Kahlil Carter stepped down as defensive coordinator of the Montreal Alouettes on Thursday to take on a scouting position with the club. In this interview with 3DownNation’s Drew Edwards, he discusses what led to the move, what it means for the team and his role going forward.
3Down: Can you explain the reasons for your decision?
Carter: “People are calling me, asking if I have family issues, it’s just crazy. I stepped down for personal reasons. I don’t think anybody speculated why [former Argos DC] Corey Chamblin stepped down. He stepped down for personal reasons and people respected that. My wife and I are good, my family is good. My end goal is to be a general manager, not to be a coach in the CFL. Our organization is changing direction, new [Montreal DC] Rich Stubler is in pocket and they’re letting me go into a scouting role where I can have some autonomy over my schedule and I can help them in personnel. I worked as a scout in the arena league for three years, I helped the Alouettes in free agency during the off-season. Scouting and personnel makes more sense for me and my family. It’s a beautiful situation for me.
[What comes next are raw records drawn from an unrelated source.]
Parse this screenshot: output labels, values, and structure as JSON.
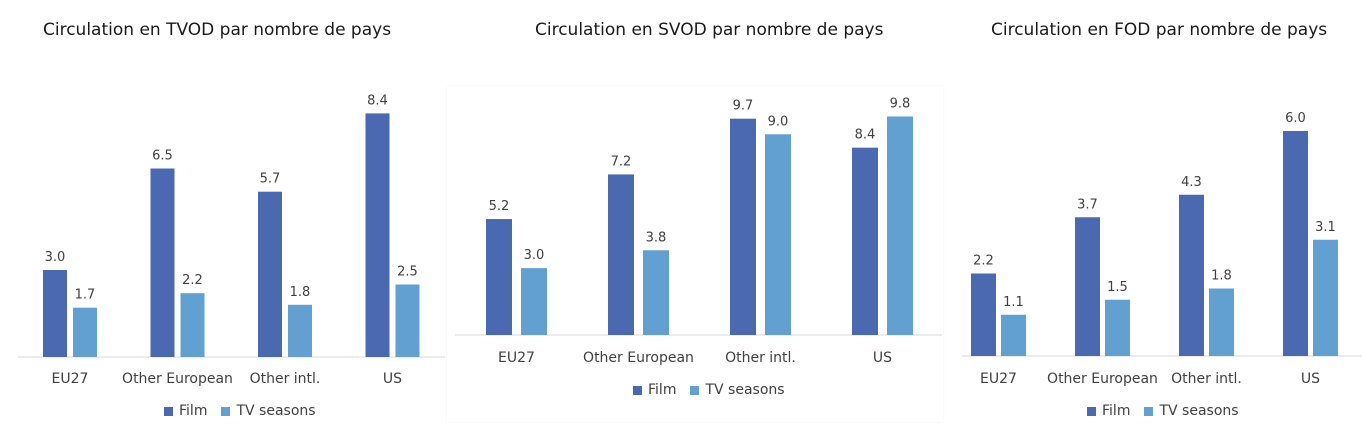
{
  "colors": {
    "film": "#4a69b0",
    "tv": "#62a0d2",
    "axis": "#d9d9d9"
  },
  "chart_data": [
    {
      "type": "bar",
      "title": "Circulation en TVOD par nombre de pays",
      "categories": [
        "EU27",
        "Other European",
        "Other intl.",
        "US"
      ],
      "series": [
        {
          "name": "Film",
          "values": [
            3.0,
            6.5,
            5.7,
            8.4
          ]
        },
        {
          "name": "TV seasons",
          "values": [
            1.7,
            2.2,
            1.8,
            2.5
          ]
        }
      ],
      "legend_position": "bottom"
    },
    {
      "type": "bar",
      "title": "Circulation en SVOD par nombre de pays",
      "categories": [
        "EU27",
        "Other European",
        "Other intl.",
        "US"
      ],
      "series": [
        {
          "name": "Film",
          "values": [
            5.2,
            7.2,
            9.7,
            8.4
          ]
        },
        {
          "name": "TV seasons",
          "values": [
            3.0,
            3.8,
            9.0,
            9.8
          ]
        }
      ],
      "legend_position": "bottom"
    },
    {
      "type": "bar",
      "title": "Circulation en FOD par nombre de pays",
      "categories": [
        "EU27",
        "Other European",
        "Other intl.",
        "US"
      ],
      "series": [
        {
          "name": "Film",
          "values": [
            2.2,
            3.7,
            4.3,
            6.0
          ]
        },
        {
          "name": "TV seasons",
          "values": [
            1.1,
            1.5,
            1.8,
            3.1
          ]
        }
      ],
      "legend_position": "bottom"
    }
  ]
}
I have a two-year contract, same terms and I get to work from home, show up in Montreal, help them build a great team and expand on my professional diversity.”
3Down: With training camp set to open in less than two weeks, the timing has raised some eyebrows.
Carter: “Why not do it now? I’ve done the work to prepare this defence to win games. The playbook is ready and it’s immaculate. The philosophy is there and much of it is shared with Stubler so he’ll have no problem transitioning using the language I’ve used to build the defence into his own structure. If Stubler wasn’t there, I wouldn’t be doing this. I did the work in personnel, we had a great free agency period and our draft was good. There’s already a good Canadian ratio and everything is built for them to have success. I think Stubler is going to do great and I’m just going to step back and help them from behind the scenes. I’m going to use my education and my experience in a less visible role. It doesn’t mean that I’m disappearing out of the CFL, it just means I’m choosing my family over coaching right now and the Alouettes are okay with that.”
3Down: How did this decision come about?
Carter: “I live in Iowa. I’ve been contemplating this for a couple of months and the organization has given me the chance to still be involved and still be with my family. I think if everybody understands that “personal reasons” are my own reasons, then they don’t have to speculate if somebody did this or that. Kavis is my brother and I love him to death and he loves me and we talked very candidly over the last couple of months about things and that’s why it’s been such an easy transition for him and for me and everything is where it is supposed to be. My wife is ecstatic believe me. I have an older daughter who is going through some life transitions, a 17-year-old daughter who is going into college, a nine-year-old stepdaughter and a two-year-old daughter. My wife works full-time and it was tough without me when I was in Calgary, even though she was on board. There’s a lot of things to consider for our family and so the Alouettes have given me another role and that’s a win for everyone.
“Here I am trying to push this coaching door open and God is telling me ‘your family, your family, your family.’ This offseason really gave me a chance to see it. There are people in my family who really need me right now and the Montreal Alouettes were gracious enough to give me an opportunity to go into scouting and work from home and have a more flexible schedule. The timing is right and I’m very grateful for that. It can’t be ‘faith, football and family’ anymore it has to be ‘faith, family and football.’ It was like that in Calgary; I was trying to win a championship so bad and people fumbled away my championships. I put so much into it and I can’t put football front of my family anymore. I have to put my family first that’s just the way it is.”